Today’s Scotsman on Saturday reveals that the Holyrood government broke Freedom of Information laws in its battle to keep its Covid modelling secret. Ministers were found to have unlawfully kept second wave death and case predictions hidden during a 16 month transparency battle with the newspaper, according to the Scottish Information Commissioner Daren Fitzhenry.

Such was the strength of the public interest argument in favour of disclosing the modelling used by the government at the time, the commissioner said, officials should have released the information when the initial request was made in September 2020, just as ministers began the move to reintroduce restrictions. Instead, the country has had to wait nearly a year-and-a-half for the data, as it labours under fresh restrictions imposed last month. Will the revelations get anything close to a hearing in the Westminster press?
Still, when they’re not withholding information, the SNP is actively pumping out falsehoods. Take, for instance, the claims put out by one of the party’s digital officers on Monday.

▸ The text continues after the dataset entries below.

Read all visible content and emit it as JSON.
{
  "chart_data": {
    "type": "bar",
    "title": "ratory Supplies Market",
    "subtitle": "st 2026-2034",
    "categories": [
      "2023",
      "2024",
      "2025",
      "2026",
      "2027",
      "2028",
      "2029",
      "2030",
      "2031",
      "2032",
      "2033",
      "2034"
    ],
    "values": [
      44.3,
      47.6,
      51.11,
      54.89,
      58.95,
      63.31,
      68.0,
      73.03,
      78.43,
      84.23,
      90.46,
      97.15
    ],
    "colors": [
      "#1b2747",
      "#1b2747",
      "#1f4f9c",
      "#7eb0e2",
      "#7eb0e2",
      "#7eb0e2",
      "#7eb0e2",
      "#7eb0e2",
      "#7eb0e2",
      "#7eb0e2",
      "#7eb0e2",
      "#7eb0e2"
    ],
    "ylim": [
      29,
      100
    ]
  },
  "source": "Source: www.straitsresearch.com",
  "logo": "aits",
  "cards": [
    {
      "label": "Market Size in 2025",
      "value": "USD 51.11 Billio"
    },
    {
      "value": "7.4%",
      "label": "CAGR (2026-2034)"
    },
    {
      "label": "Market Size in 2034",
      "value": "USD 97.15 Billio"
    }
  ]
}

SNP apparatchik Olaf Stando claimed that his party had delivered ‘free tuition, free prescriptions, free bus travel for young people’ and ‘almost 100 per cent electricity from renewables’ whereas ‘Labour in Wales delivered none of it’.
A great story to tell then: if it were actually true. For as unionists quickly pointed out, free tuition was introduced in Scotland by Labour and the Liberal Democrats. Welsh Labour introduced free prescriptions four years before Scotland did while young Scots still haven’t got free bus travel. The renewables figure is, er, actually 56 per cent while free bus travel for young people was proposed by Scottish Labour during the last parliament. The SNP said it was undeliverable and opposed it before quickly backtracking and putting it in their next manifesto.
Other than that, all is rosy in the birthplace of the Enlightenment!